One way around this problem is to use the at-daemon. The at daemon manages jobs to be executed at a specific time. A wrapper script can be used as an external script or UserParameter to add a specific job to the at daemon, thus escaping the timeout, as the daemon is actually going to fork the process. Programs are normally run as the user who added the job.

This approach consequently allows you to:

  • Safe execution of commands as the agent user without timeout limitations
  • Enabling and disabling the checks from the frontend
  • Control the interval from the frontend
  • Control the parameters from the frontend, if the wrapper script allows

Concept

Create a wrapper script that uses a case statement to only run pre-specified code, for the sake of security. For each defined case, a command (job) is echoed into the at command. The wrapper script needs to be extended for new capabilities.

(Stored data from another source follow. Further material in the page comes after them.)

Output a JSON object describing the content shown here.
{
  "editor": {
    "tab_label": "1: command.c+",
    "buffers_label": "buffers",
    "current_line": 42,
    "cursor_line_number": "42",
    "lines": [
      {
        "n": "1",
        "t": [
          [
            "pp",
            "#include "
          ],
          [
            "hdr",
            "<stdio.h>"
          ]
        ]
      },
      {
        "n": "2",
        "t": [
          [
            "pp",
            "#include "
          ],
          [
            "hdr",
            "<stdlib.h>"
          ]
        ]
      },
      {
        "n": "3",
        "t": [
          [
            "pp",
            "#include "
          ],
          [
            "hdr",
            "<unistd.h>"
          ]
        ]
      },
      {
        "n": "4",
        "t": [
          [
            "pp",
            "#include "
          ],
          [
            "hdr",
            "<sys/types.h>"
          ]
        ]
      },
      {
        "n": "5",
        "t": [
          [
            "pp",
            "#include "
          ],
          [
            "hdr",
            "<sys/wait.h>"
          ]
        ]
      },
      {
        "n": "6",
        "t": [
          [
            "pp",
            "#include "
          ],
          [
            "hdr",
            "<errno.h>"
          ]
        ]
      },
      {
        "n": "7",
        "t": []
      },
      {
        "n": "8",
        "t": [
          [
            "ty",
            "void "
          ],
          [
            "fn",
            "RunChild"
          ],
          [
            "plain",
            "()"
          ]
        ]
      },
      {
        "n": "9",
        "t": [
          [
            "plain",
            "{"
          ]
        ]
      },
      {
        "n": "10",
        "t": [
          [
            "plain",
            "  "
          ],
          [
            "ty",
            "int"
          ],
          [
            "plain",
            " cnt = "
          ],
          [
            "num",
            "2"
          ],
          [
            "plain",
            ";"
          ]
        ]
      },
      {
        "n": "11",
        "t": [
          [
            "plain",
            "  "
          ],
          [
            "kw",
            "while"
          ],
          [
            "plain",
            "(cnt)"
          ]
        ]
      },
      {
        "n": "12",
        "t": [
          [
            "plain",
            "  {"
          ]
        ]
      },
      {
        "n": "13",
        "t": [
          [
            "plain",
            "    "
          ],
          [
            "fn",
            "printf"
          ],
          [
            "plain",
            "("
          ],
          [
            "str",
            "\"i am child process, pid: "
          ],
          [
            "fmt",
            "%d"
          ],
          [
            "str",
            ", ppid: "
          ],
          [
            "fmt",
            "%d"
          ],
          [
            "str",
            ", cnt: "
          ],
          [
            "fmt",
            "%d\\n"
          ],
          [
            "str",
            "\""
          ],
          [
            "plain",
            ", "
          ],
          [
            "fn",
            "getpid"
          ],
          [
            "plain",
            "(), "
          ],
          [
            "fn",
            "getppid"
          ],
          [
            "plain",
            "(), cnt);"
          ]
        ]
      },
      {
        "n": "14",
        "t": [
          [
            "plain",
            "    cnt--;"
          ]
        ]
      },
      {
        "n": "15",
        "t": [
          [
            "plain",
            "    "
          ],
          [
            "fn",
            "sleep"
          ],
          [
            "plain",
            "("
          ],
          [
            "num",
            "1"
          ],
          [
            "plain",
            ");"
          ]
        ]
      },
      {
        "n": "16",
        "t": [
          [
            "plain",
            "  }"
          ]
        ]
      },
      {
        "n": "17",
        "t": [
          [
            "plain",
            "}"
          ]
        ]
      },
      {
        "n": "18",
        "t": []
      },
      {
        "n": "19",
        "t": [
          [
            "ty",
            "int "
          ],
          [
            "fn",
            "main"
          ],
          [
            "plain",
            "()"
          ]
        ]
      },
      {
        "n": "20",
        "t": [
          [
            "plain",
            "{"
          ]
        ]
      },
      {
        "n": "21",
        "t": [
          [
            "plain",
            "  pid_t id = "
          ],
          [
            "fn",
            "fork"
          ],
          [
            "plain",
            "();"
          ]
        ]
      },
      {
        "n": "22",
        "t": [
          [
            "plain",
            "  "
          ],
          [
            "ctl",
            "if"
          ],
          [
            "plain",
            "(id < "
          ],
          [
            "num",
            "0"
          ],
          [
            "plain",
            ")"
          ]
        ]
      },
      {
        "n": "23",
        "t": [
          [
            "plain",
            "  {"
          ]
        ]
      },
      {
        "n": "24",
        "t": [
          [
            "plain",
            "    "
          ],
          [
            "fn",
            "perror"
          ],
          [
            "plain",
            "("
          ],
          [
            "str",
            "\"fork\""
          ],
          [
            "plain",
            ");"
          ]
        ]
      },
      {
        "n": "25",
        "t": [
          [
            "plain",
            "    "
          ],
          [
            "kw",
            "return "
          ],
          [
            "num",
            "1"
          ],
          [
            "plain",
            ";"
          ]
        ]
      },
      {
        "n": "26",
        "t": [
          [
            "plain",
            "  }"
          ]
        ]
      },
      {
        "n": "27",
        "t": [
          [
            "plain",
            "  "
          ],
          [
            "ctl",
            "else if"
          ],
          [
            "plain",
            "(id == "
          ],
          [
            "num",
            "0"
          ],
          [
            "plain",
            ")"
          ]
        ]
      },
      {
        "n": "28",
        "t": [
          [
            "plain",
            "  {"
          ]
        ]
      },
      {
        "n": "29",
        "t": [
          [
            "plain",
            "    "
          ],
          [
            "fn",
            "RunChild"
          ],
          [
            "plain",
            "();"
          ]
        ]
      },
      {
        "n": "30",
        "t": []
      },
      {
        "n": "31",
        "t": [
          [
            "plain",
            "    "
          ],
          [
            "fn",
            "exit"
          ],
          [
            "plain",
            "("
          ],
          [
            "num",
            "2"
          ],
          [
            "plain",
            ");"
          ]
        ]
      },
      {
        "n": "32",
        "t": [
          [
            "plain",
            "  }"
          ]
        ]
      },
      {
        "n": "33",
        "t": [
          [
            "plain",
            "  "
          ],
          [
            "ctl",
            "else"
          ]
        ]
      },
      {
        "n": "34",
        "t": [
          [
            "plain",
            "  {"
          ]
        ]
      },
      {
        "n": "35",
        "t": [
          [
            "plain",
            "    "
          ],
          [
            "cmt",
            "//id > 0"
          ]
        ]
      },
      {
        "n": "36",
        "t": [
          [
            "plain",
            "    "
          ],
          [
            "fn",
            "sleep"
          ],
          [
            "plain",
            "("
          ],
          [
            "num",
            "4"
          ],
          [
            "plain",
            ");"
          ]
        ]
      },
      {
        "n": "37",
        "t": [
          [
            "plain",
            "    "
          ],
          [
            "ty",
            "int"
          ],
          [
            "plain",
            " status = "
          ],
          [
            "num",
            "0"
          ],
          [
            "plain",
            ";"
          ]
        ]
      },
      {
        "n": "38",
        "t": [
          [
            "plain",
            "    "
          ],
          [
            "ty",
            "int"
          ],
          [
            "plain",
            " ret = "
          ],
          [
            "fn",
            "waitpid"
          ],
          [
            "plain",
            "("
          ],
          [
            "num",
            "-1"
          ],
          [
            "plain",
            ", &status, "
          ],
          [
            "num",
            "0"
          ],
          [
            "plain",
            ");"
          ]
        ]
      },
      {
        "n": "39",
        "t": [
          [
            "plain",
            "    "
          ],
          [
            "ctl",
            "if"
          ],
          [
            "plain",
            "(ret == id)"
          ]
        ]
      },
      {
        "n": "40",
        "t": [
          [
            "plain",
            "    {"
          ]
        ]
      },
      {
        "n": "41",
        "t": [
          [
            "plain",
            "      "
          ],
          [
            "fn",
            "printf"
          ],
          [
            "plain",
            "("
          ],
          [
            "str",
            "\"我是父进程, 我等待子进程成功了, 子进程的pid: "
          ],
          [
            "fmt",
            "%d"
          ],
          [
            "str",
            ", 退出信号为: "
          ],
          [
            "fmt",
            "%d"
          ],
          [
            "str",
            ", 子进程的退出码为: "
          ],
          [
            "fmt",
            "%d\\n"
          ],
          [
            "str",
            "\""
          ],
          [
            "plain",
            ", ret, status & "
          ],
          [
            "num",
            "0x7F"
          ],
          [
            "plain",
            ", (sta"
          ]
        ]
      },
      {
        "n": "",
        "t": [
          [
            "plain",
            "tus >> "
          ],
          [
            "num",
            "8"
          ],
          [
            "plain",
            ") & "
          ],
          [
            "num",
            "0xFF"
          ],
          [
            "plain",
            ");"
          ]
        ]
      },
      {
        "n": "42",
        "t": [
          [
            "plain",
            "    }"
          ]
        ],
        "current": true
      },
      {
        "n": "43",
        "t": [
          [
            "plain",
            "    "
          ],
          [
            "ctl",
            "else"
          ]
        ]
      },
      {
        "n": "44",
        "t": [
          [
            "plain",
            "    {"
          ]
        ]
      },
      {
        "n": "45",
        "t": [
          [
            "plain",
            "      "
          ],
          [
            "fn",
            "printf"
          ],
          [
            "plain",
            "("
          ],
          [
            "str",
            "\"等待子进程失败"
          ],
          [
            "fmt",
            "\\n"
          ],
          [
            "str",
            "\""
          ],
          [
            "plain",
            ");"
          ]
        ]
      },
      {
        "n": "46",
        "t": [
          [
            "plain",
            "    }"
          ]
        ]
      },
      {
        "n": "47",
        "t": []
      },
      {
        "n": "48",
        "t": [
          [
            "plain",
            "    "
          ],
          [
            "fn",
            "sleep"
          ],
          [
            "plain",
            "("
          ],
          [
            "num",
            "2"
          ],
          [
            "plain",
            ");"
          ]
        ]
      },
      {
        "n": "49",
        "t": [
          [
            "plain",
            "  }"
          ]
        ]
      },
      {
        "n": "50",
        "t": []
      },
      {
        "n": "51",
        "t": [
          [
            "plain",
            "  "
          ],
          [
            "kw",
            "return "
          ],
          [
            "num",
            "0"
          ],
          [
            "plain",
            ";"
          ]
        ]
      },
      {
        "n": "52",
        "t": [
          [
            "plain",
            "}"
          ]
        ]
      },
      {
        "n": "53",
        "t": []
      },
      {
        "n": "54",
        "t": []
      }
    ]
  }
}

This is a simple implementation for your reference: File:Atjob.sh

External check

  • Make sure atd is running and will start on boot
  • Place a wrapper script in the externalscripts directory of your Zabbix server
  • Add an external check item like atjob[apacheperf, {HOST.HOST}, http://{HOST.DNS}/server-status?auto]
  • Add your receiving trapper items

For a detailed example, see https://github.com/q1x/zabbix-templates/tree/master/scheduler

Agent

  • Make sure atd is running and will start on boot
  • Place a wrapper script in the agent user's home directory
  • Define a single UserParameter=atjob[*],/var/lib/zabbix/atjob $@
  • Restart the agent
  • Add an agent item like atjob[apacheperf, {HOST.HOST}, http://{HOST.DNS}/server-status?auto]
  • Add your receiving trapper items

Things to be aware about

Make sure the scheduled processes terminate at some point, otherwise you'll run into trouble.

atd in RHEL is faulty in at least 5.8 and 6.6 and may crash without leaving a trace. It should work fine in 7. This issue was solved upstream quite a while ago. You can work around this problem by rebuilding RHEL's atd package, applying the patch attached to the public version of the ticket. It might be a good idea to monitor if atd is still running!